Data migrations often fail because they are attempted with traditional methods
Custom programs and packaged ETL solutions are the most common methods used to migrate large volumes of data. Both of these efforts require some degree of development. In the case of a custom program, the entire solution is developed from the ground up. In the case of an ETL solution, the various interfaces must be created and then transformation logic is added to them. Both of these activities are typically completed using traditional software development methodologies. But traditional methods often fail when they are applied to data migrations. Why?
1. They are driven by people who lack system and business knowledge
Business analysts have the system knowledge but in a traditional development model, vendor or in-house programmers, who lack the necessary knowledge, drive the solution.
2. They depend on precise upfront requirements that cannot be attained
Often the source system is old, large and complex and the skill sets needed for requirements analysis are in short supply. It is very common that system documentation is poor, outdated, or missing. Some requirements simply come from knowledgeable people who have done migrations before but because data migrations are an uncommon event, resources with this skill set are unavailable to contribute critical requirements. Because of these things, many requirements are discovered mid-stream.
3. They result in an endless, unpredictable and unmanageable requirements refinement loop
This occurs because when new requirements are discovered in the middle of the lifecycle, traditional methods cannot easily accommodate them. The new requirements impact the design and implementation. The new changes to the implementation and additional testing uncovers more requirements. The new requirements impact the implementation and so on.
This loop is expensive and hard to manage with traditional methodologies.

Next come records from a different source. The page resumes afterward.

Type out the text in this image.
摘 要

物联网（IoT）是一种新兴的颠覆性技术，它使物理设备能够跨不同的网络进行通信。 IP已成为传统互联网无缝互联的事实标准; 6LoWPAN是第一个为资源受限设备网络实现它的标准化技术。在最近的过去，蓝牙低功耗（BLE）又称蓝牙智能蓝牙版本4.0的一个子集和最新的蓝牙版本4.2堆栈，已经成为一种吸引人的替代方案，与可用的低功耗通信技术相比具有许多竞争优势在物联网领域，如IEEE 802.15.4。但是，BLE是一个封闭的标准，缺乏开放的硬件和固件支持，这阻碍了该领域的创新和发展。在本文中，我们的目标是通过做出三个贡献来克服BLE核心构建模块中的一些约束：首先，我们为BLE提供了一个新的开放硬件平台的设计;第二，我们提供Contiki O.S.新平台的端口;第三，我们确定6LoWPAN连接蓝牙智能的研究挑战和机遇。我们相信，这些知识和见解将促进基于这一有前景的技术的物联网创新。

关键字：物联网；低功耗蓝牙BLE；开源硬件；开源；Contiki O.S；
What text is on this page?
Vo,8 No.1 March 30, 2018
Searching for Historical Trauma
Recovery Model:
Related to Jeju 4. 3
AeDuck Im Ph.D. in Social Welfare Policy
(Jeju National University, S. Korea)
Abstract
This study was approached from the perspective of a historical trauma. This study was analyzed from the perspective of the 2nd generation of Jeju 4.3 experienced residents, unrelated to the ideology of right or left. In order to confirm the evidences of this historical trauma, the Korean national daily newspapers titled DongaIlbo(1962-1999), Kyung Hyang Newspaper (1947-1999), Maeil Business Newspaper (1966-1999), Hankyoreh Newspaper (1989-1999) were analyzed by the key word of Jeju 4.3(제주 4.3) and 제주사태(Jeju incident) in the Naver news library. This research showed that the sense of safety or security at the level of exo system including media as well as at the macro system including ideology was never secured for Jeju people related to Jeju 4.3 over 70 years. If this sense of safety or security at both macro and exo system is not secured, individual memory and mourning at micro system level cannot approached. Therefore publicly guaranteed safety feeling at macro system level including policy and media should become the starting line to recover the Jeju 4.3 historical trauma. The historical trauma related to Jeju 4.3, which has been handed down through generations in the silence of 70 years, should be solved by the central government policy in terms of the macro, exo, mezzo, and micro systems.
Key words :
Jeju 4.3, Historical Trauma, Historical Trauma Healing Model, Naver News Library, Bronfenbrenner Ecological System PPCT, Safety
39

4. Data migration requirements are often vague or incomplete
Usually data migration requirements are captured in data dictionaries in table or spreadsheet format. A strong standard is seldom used to ensure that the requirements are complete, clear and unambiguous. Vague and incomplete requirements lead to implementation errors.
5. They don’t allow the data migration requirements to be co-evolved with target system functional modifications
There is a natural codependency between the data migration and the target system functional modifications. Real production data, which is only available from the data migration efforts, exposes new requirements that impact the target system modifications. Target system modifications expose new requirements that impact the data migration. This results in each group waiting on the other to complete so they can move forward (often with a lot of finger pointing).
6. They don’t provide tools or methods for identifying or measuring success
Each attempt at migrating data has some things that are good and some things that aren’t. With large data sets and no tools, it is hard to easily and clearly identify what is good and what isn’t.
7. The data migration design documentation can’t be used to support the walkthroughs that are a common part of the process
It takes significant manpower to keep manually maintained documentation in synch with emerging requirements. As a result, manual documentation typically gets more and more inaccurate as the lifecycle progresses. Automatically created documentation, on the other hand, often contains raw code or some other unusable content or is presented in a format that is not usable. Inaccurate or unusable documentation reduces the effectiveness of walkthroughs.
ETL solutions have additional problems
Since ETL interfaces are often developed using the same techniques that drive custom program development, they fail for the same reasons. But ETL solutions are affected by additional issues that also contribute to failure. Why do ETL solutions fail when applied to data migrations?
8. Their various interfaces are developed using the same failure-prone traditional methodologies
These are discussed above. When these techniques are applied to data migrations, even those attempted with ETL tools, they can lead to failure.
9. They do not embrace legacy technologies
ETL solutions cannot utilize legacy functionality like system I/O routines that extract or load data or data conversion routines like functions that perform proprietary date calculations. In addition, they do not handle legacy or proprietary data storage formats that are common in older applications.
10. They require additional costly infrastructure
Various kinds of “middleware” products are available that allow legacy platforms to seamlessly communicate with newer platforms. This kind of middleware is often required to enable an ETL solution to access legacy files and databases. But this is a costly component to add to a system that may be on its way to being decommissioned and it requires a particular expertise to use.
11. They result in a mixture of legacy and modern components with manual steps in between
Even when the right middleware is available, older file types and proprietary data formats often necessitate that legacy-side components be developed using a different language and technology to extract data. The mix of technologies is a complex solution that requires multiple skill sets, multiple development environments and more or larger teams. This increases communication paths, implementation hours, cost and the probability of failure.